Mammograms are x-ray images of the breast. At present, they are the method of choice for screening asymptomatic women for early detection of breast cancer. Such screening will necessarily generate a large number of mammograms that must be viewed and interpreted by a limited number of expert radiologists. Automatic analysis of mammograms by computer, as the first stage in analyzing mammograms, could serve to reduce the workload on radiologists.
Before mammograms can be analyzed by machine, they must be digitized with adequate gray-scale and spatial resolution. It is also vital to ensure that low-intensity features such as the skin-air interface and the nipple are preserved with fidelity during digitization. Assuming that this has been done, the first stage of preprocessing is segmentation of the image into background and object. This should yield a clear and smooth skin-air interface.

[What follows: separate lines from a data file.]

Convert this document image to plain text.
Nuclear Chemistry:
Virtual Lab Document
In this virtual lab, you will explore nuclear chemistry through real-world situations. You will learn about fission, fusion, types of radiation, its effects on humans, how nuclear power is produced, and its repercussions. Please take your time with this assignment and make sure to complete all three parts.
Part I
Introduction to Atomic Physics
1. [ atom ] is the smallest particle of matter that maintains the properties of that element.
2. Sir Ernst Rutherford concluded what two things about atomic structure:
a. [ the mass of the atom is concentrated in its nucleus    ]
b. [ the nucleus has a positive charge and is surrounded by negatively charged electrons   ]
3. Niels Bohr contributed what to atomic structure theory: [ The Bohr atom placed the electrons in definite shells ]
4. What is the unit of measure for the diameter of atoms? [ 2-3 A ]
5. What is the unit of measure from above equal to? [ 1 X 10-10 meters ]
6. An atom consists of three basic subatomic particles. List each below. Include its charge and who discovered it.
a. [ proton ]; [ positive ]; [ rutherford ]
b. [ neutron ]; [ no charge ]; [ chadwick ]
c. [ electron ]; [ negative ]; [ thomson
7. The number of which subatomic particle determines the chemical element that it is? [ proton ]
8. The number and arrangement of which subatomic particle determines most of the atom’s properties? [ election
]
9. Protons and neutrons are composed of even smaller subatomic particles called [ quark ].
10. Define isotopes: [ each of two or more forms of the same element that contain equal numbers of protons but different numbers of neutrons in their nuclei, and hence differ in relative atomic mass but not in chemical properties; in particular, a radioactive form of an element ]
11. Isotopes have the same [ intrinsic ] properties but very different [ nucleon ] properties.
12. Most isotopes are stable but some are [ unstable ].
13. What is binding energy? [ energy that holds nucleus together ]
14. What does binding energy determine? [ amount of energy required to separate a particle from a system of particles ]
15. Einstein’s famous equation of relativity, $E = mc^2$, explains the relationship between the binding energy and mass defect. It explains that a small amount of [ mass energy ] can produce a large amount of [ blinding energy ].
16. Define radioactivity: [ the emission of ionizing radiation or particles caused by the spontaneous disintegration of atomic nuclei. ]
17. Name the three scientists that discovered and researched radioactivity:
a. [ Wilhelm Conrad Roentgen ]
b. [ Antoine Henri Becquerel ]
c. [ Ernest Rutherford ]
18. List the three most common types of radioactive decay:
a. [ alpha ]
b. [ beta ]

The next logical step would be to locate the nipple on the mammogram. There are several reasons why this should be done. Anatomically, the nipple is the only landmark on the breast (see p. 119 of Ref. 1). The glandular structures comprising the lobules, ductules, lobes, and ducts hierarchically converge onto the nipple. Because cancer arises in the glandular tissue of the breast (see p. 121 of Ref. 1), it would be sensible for any automatic search strategy for detecting cancer to begin at the nipple and fan out into the "cone" or "triangle" of glandular tissue that has the nipple as its apex. Moreover, given its singularity, radiologists pay specific attention to the nipple as part of their examination of a mammogram (see p. 22 of Ref. 2 and p. 123 of Ref. 3). Radiologists also compare corresponding regions of the right and left breasts to detect relative anomalies (see p. 22 of Ref. 2). Computer methods that attempt the same task rely heavily on the nipple as an alignment pivot.
This paper reports on a simple method for locating the nipple on a mammogram. It has been tested on a total of 24 images. Sixteen of these are oblique-view mammograms from a digital database made available to researchers by the Mammographic Image Analysis Society (MIAS) of the United Kingdom. The remaining eight images are craniocaudal views from another database of digitized mammograms distributed by the University of California, San Francisco (UCSF) and the Lawrence Livermore National Laboratory (LLNL) in the USA. These two databases shall henceforth be referred to by the acronyms MIAS and UCSF/LLNL, respectively.